In other words, Stempel was able to use his reputation within football to raise funds for the sort of community development projects that he had originally set out to establish back in 1996. Notably, in partnership with the government and UNICEF, he has run a project aimed at providing sport, education and employment opportunities to gang members in Panama City. One of the project’s aims was to use football as a means to break down barriers between rival gangs and to encourage them to work together.
He has also set up various initiatives for inmates in Panamanian prisons, one of which came at the request of a former player who had spent a number of years in jail awaiting trial. “He had three trials that were abandoned,” Stempel recounts, “and on the fourth occasion, he actually went to court and was let off. So he lost nearly five years of his life, and you don’t get any compensation for that.”

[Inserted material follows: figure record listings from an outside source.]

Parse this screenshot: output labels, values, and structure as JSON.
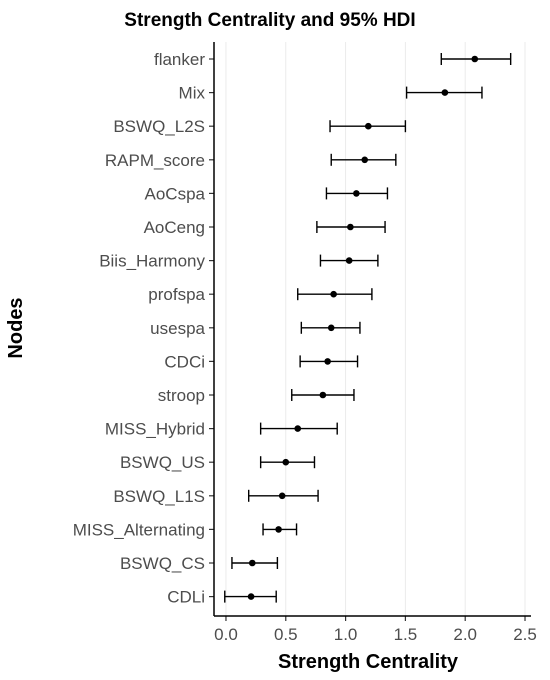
{
  "chart_data": {
    "type": "scatter",
    "title": "Strength Centrality and 95% HDI",
    "xlabel": "Strength Centrality",
    "ylabel": "Nodes",
    "xlim": [
      -0.1,
      2.55
    ],
    "xticks": [
      0.0,
      0.5,
      1.0,
      1.5,
      2.0,
      2.5
    ],
    "xtick_labels": [
      "0.0",
      "0.5",
      "1.0",
      "1.5",
      "2.0",
      "2.5"
    ],
    "grid": "vertical major gridlines only",
    "legend": "none",
    "nodes": [
      "flanker",
      "Mix",
      "BSWQ_L2S",
      "RAPM_score",
      "AoCspa",
      "AoCeng",
      "Biis_Harmony",
      "profspa",
      "usespa",
      "CDCi",
      "stroop",
      "MISS_Hybrid",
      "BSWQ_US",
      "BSWQ_L1S",
      "MISS_Alternating",
      "BSWQ_CS",
      "CDLi"
    ],
    "estimate": [
      2.08,
      1.83,
      1.19,
      1.16,
      1.09,
      1.04,
      1.03,
      0.9,
      0.88,
      0.85,
      0.81,
      0.6,
      0.5,
      0.47,
      0.44,
      0.22,
      0.21
    ],
    "hdi_lower": [
      1.8,
      1.51,
      0.87,
      0.88,
      0.84,
      0.76,
      0.79,
      0.6,
      0.63,
      0.62,
      0.55,
      0.29,
      0.29,
      0.19,
      0.31,
      0.05,
      -0.01
    ],
    "hdi_upper": [
      2.38,
      2.14,
      1.5,
      1.42,
      1.35,
      1.33,
      1.27,
      1.22,
      1.12,
      1.1,
      1.07,
      0.93,
      0.74,
      0.77,
      0.59,
      0.43,
      0.42
    ]
  }
}
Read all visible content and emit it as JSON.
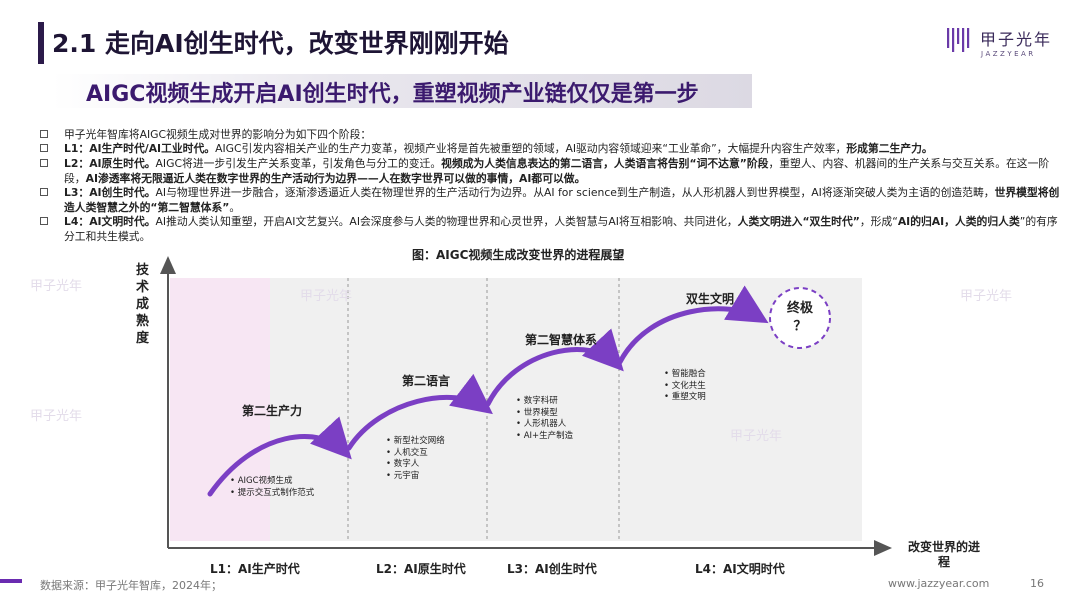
{
  "header": {
    "title": "2.1 走向AI创生时代，改变世界刚刚开始",
    "subtitle": "AIGC视频生成开启AI创生时代，重塑视频产业链仅仅是第一步",
    "logo_cn": "甲子光年",
    "logo_en": "JAZZYEAR"
  },
  "body": {
    "intro": "甲子光年智库将AIGC视频生成对世界的影响分为如下四个阶段：",
    "l1": {
      "head": "L1：AI生产时代/AI工业时代。",
      "text": "AIGC引发内容相关产业的生产力变革，视频产业将是首先被重塑的领域，AI驱动内容领域迎来“工业革命”，大幅提升内容生产效率，",
      "bold_end": "形成第二生产力。"
    },
    "l2": {
      "head": "L2：AI原生时代。",
      "text1": "AIGC将进一步引发生产关系变革，引发角色与分工的变迁。",
      "bold1": "视频成为人类信息表达的第二语言，人类语言将告别“词不达意”阶段",
      "text2": "，重塑人、内容、机器间的生产关系与交互关系。在这一阶段，",
      "bold2": "AI渗透率将无限逼近人类在数字世界的生产活动行为边界——人在数字世界可以做的事情，AI都可以做。"
    },
    "l3": {
      "head": "L3：AI创生时代。",
      "text1": "AI与物理世界进一步融合，逐渐渗透逼近人类在物理世界的生产活动行为边界。从AI for science到生产制造，从人形机器人到世界模型，AI将逐渐突破人类为主语的创造范畴，",
      "bold1": "世界模型将创造人类智慧之外的“第二智慧体系”",
      "text2": "。"
    },
    "l4": {
      "head": "L4：AI文明时代。",
      "text1": "AI推动人类认知重塑，开启AI文艺复兴。AI会深度参与人类的物理世界和心灵世界，人类智慧与AI将互相影响、共同进化，",
      "bold1": "人类文明进入“双生时代”",
      "text2": "，形成“",
      "bold2": "AI的归AI，人类的归人类",
      "text3": "”的有序分工和共生模式。"
    }
  },
  "figure": {
    "title": "图：AIGC视频生成改变世界的进程展望",
    "y_label": "技术成熟度",
    "x_label": "改变世界的进程",
    "eras": [
      "L1：AI生产时代",
      "L2：AI原生时代",
      "L3：AI创生时代",
      "L4：AI文明时代"
    ],
    "stages": {
      "s1": "第二生产力",
      "s2": "第二语言",
      "s3": "第二智慧体系",
      "s4": "双生文明",
      "ultimate_line1": "终极",
      "ultimate_line2": "？"
    },
    "bullets": {
      "b1": [
        "AIGC视频生成",
        "提示交互式制作范式"
      ],
      "b2": [
        "新型社交网络",
        "人机交互",
        "数字人",
        "元宇宙"
      ],
      "b3": [
        "数字科研",
        "世界模型",
        "人形机器人",
        "AI+生产制造"
      ],
      "b4": [
        "智能融合",
        "文化共生",
        "重塑文明"
      ]
    },
    "colors": {
      "accent": "#7b3fc4",
      "l1_band": "#f7e6f3",
      "band": "#f0f0f0"
    }
  },
  "footer": {
    "source": "数据来源：甲子光年智库，2024年；",
    "url": "www.jazzyear.com",
    "page": "16"
  }
}
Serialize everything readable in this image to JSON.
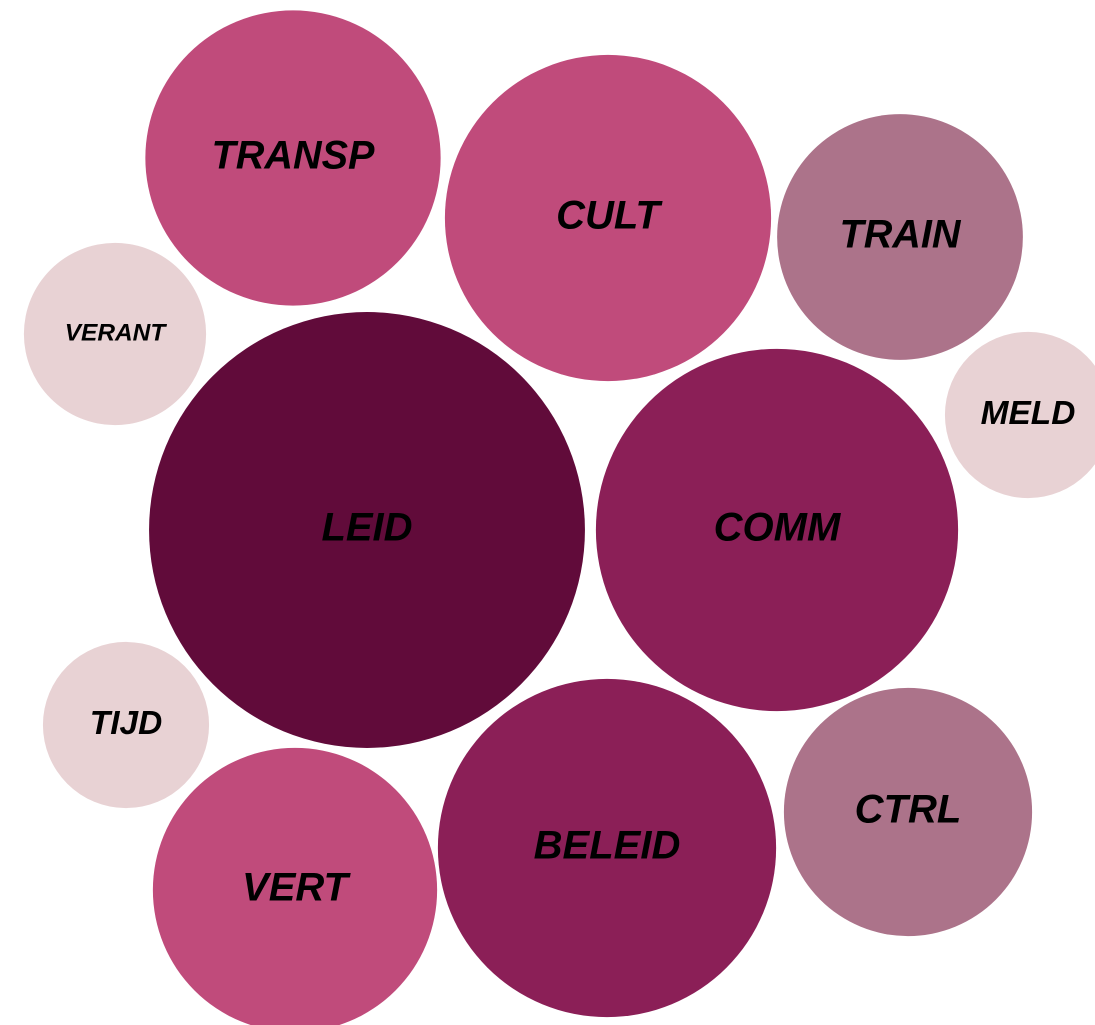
{
  "chart_data": {
    "type": "bubble",
    "categories": [
      "TRANSP",
      "CULT",
      "TRAIN",
      "VERANT",
      "MELD",
      "LEID",
      "COMM",
      "TIJD",
      "VERT",
      "BELEID",
      "CTRL"
    ],
    "values": [
      218,
      266,
      151,
      83,
      69,
      475,
      328,
      69,
      202,
      286,
      154
    ],
    "colors": [
      "#c04b7b",
      "#c04b7b",
      "#ac738a",
      "#e8d2d4",
      "#e8d2d4",
      "#610b3a",
      "#8b1f57",
      "#e8d2d4",
      "#c04b7b",
      "#8b1f57",
      "#ac738a"
    ]
  }
}
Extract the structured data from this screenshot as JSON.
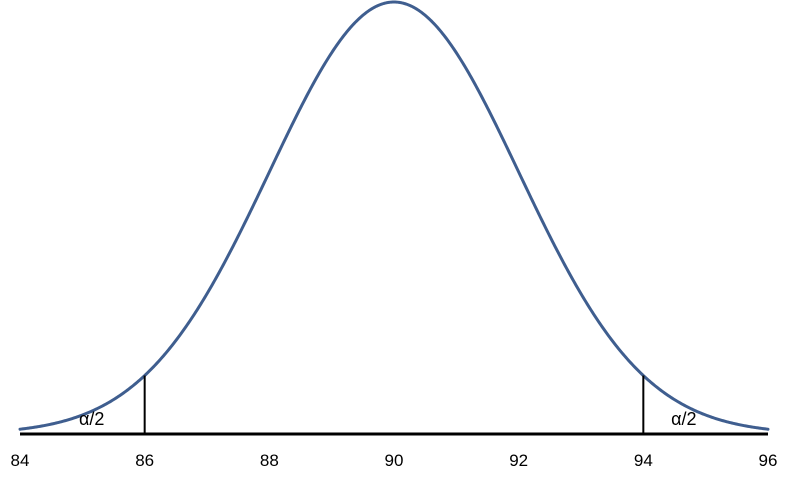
{
  "chart_data": {
    "type": "line",
    "title": "",
    "xlabel": "",
    "ylabel": "",
    "xlim": [
      84,
      96
    ],
    "x_ticks": [
      {
        "value": 84,
        "label": "84"
      },
      {
        "value": 86,
        "label": "86"
      },
      {
        "value": 88,
        "label": "88"
      },
      {
        "value": 90,
        "label": "90"
      },
      {
        "value": 92,
        "label": "92"
      },
      {
        "value": 94,
        "label": "94"
      },
      {
        "value": 96,
        "label": "96"
      }
    ],
    "y_axis_visible": false,
    "grid": false,
    "legend": "none",
    "distribution": {
      "kind": "normal",
      "mean": 90,
      "sd": 2
    },
    "x": [
      84,
      84.5,
      85,
      85.5,
      86,
      86.5,
      87,
      87.5,
      88,
      88.5,
      89,
      89.5,
      90,
      90.5,
      91,
      91.5,
      92,
      92.5,
      93,
      93.5,
      94,
      94.5,
      95,
      95.5,
      96
    ],
    "series": [
      {
        "y": [
          0.0022,
          0.0045,
          0.0088,
          0.0159,
          0.027,
          0.0431,
          0.0648,
          0.0913,
          0.121,
          0.1506,
          0.176,
          0.1933,
          0.1995,
          0.1933,
          0.176,
          0.1506,
          0.121,
          0.0913,
          0.0648,
          0.0431,
          0.027,
          0.0159,
          0.0088,
          0.0045,
          0.0022
        ],
        "color": "#3f5e8f"
      }
    ],
    "critical_lines": [
      86,
      94
    ],
    "annotations": [
      {
        "x": 85.15,
        "text": "α/2"
      },
      {
        "x": 94.65,
        "text": "α/2"
      }
    ],
    "curve_color": "#3f5e8f",
    "axis_color": "#000000"
  }
}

Following his release, together they set up a pioneering inter-prison football tournament that ran for five years. “Of course, for something like that, you need the police and government on your side. There was always a pretty heavy security presence, but we never had any trouble.”
In addition to the praise that he has received for his work with the players who qualified for the World Cup, Stempel has also received recognition for his community work from the most unlikely of sources. Last year, he took a call from the British Ambassador to Panama, who informed him that he had been chosen for an MBE.
Although he initially thought that it was a joke – “I told him to piss off!” – the ambassador eventually managed to convince Stempel that he was serious, explaining that he himself had put the Londoner’s name forward after learning more about his services to youth and sport in Panama. And so Stempel travelled back to London in October 2019 and received his MBE in person from the Queen at Buckingham Palace.
Although still visibly delighted with the honour, if not a little bemused, Stempel insists that it has not changed his outlook. “You don’t do it for the awards. You do it because you feel that through football, you can change people’s lives, you can change people’s quality of life. And even more so in a third world country.”
Domestic titles, international silverware, under-20 World Cup qualification, and now an MBE. Not bad, I suggest, for a south London community outreach officer who set sail to Central America with nothing but an idea to his name.
“Yeah, but out of everything – the MBE, the silver medal, taking Panama to its first World Cup in 2003, winning the championships, winning the Nations Cup – all that is very nice. But if you ask me what’s the greatest achievement, I would always answer seeing Roman Torres play in the World Cup, seeing Gabriel Gomez. These are kids that I was fortunate enough to work with when they were 16 or 17 years old. Seeing them fulfil their dreams. No MBE could get even close to the satisfaction you get from that.”